Dans le même élan, la secrétaire d’État s’indignait du fait que des considérations sur la personnalité de la victime aient été avancées par la défense, ce qui reviendrait à « légitimer les féminicides ». « Ce n’est pas une dispute, ce n’est pas un drame passionnel, c’est un assassinat ! », s’emportait-elle au micro de RTL le jeudi 1er février. La prétérition (« je dis ça pour le cas général et pas pour cette affaire en particulier ») n’y change rien : la qualification du crime venait d’être revue, au point que Christophe Castaner s’en est distancié, affirmant « qu’un ministre n’a pas à commenter une affaire judiciaire ». A fortiori lorsque le commentaire dénie aux avocats de la défense le droit de parler des déclarations de leur client et, dans une vision en noir et blanc de la relation auteur-victime, requalifie le crime.
Le soir-même, Edwige Roux-Morizot dénonçait « l’indécence » de certaines déclarations médiatiques, la violation du secret de l’instruction et l’oubli de la présomption d’innocence. Avec le mélange admirable de sobriété et de force qui caractérise ses déclarations ciselées, elle appelait à « porter la voix de la raison au milieu de cette folie médiatique ». L’utilisation du terme de « meurtrier » (et non d’assassin) présumé, comme en écho aux propos de Marlène Schiappa, prenait ici tout son sens.

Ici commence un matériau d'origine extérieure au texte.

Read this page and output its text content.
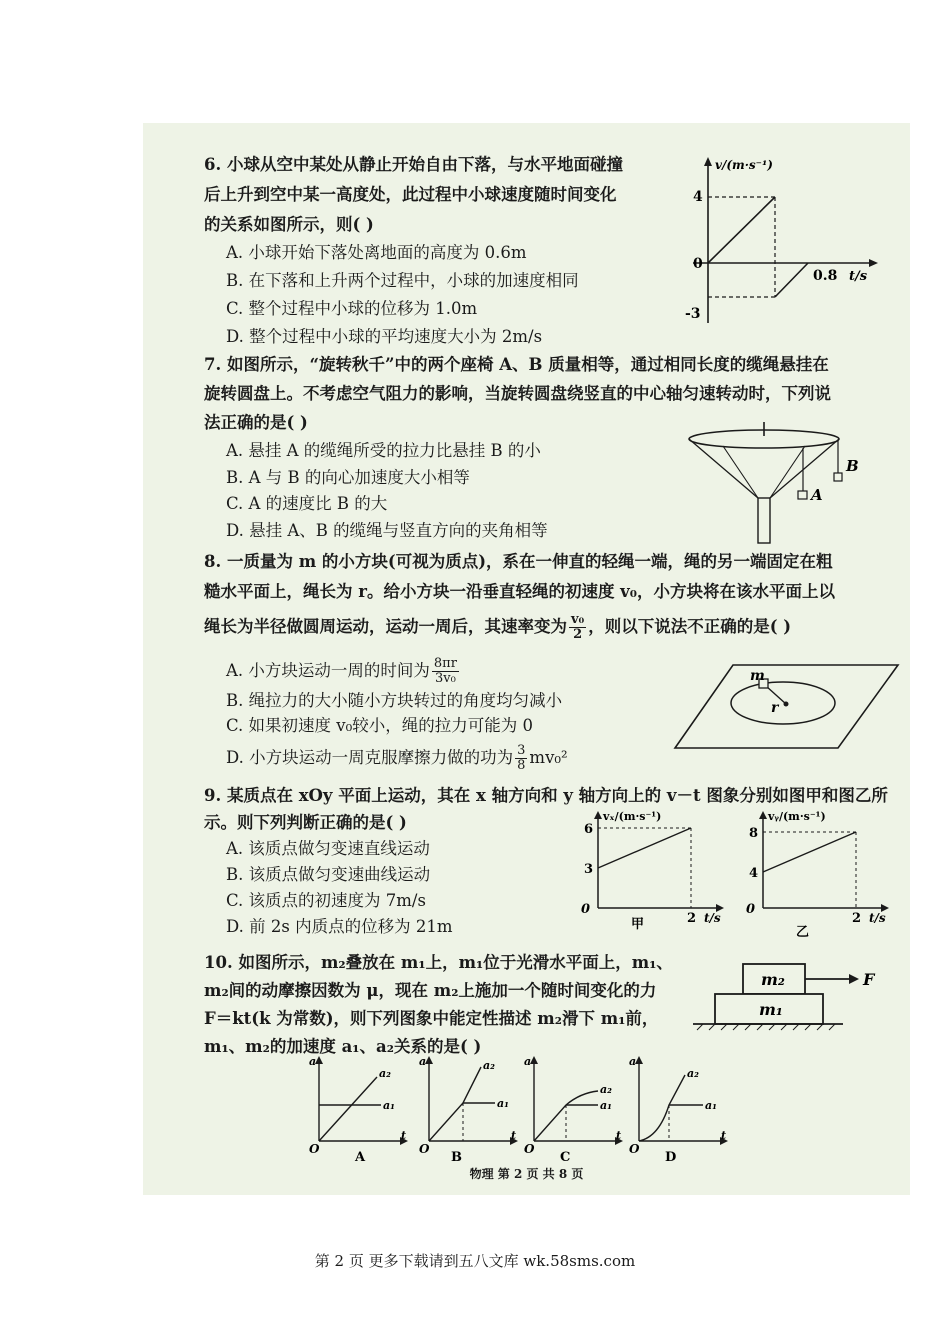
6. 小球从空中某处从静止开始自由下落，与水平地面碰撞
后上升到空中某一高度处，此过程中小球速度随时间变化
的关系如图所示，则( )
A. 小球开始下落处离地面的高度为 0.6m
B. 在下落和上升两个过程中，小球的加速度相同
C. 整个过程中小球的位移为 1.0m
D. 整个过程中小球的平均速度大小为 2m/s
v/(m·s⁻¹)
4
-3
0
0.8 t/s
7. 如图所示，“旋转秋千”中的两个座椅 A、B 质量相等，通过相同长度的缆绳悬挂在
旋转圆盘上。不考虑空气阻力的影响，当旋转圆盘绕竖直的中心轴匀速转动时，下列说
法正确的是( )
A. 悬挂 A 的缆绳所受的拉力比悬挂 B 的小
B. A 与 B 的向心加速度大小相等
C. A 的速度比 B 的大
D. 悬挂 A、B 的缆绳与竖直方向的夹角相等
A
B
8. 一质量为 m 的小方块(可视为质点)，系在一伸直的轻绳一端，绳的另一端固定在粗
糙水平面上，绳长为 r。给小方块一沿垂直轻绳的初速度 v₀，小方块将在该水平面上以
绳长为半径做圆周运动，运动一周后，其速率变为 $\frac{\text{v₀}}{2}$ ，则以下说法不正确的是( )
A. 小方块运动一周的时间为 $\frac{8\pi r}{\text{3v₀}}$
B. 绳拉力的大小随小方块转过的角度均匀减小
C. 如果初速度 v₀较小，绳的拉力可能为 0
D. 小方块运动一周克服摩擦力做的功为 $\frac{3}{8} mv_0^2$
m
r
9. 某质点在 xOy 平面上运动，其在 x 轴方向和 y 轴方向上的 v－t 图象分别如图甲和图乙所
示。则下列判断正确的是( )
A. 该质点做匀变速直线运动
B. 该质点做匀变速曲线运动
C. 该质点的初速度为 7m/s
D. 前 2s 内质点的位移为 21m
vₓ/(m·s⁻¹)
6
3
0
2 t/s
甲
vᵧ/(m·s⁻¹)
8
4
0
2 t/s
乙
10. 如图所示，m₂叠放在 m₁上，m₁位于光滑水平面上，m₁、
m₂间的动摩擦因数为 μ，现在 m₂上施加一个随时间变化的力
F＝kt(k 为常数)，则下列图象中能定性描述 m₂滑下 m₁前，
m₁、m₂的加速度 a₁、a₂关系的是( )
m₂
m₁
F
a
t
O
a₂
a₁
A
a
t
O
a₂
a₁
B
a
t
O
a₂
a₁
C
a
t
O
a₂
a₁
D
物理 第 2 页 共 8 页
第 2 页 更多下载请到五八文库 wk.58sms.com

Les experts psychiatres devraient s’inquiéter et partager cette indignation : alors que la compréhension du passage à l’acte est l’un des principaux enjeux d’un procès d’assises, les accusera-t-on désormais, lorsqu’ils évoqueront une interaction fatale entre auteur et victime, de justifier le crime ? Ou encore de disculper l’auteur et de blâmer la victime ? Comme Hélène Roux-Morizot, nous souhaitons que la justice reprenne sa place et que la recherche de la vérité prenne le pas sur le militantisme.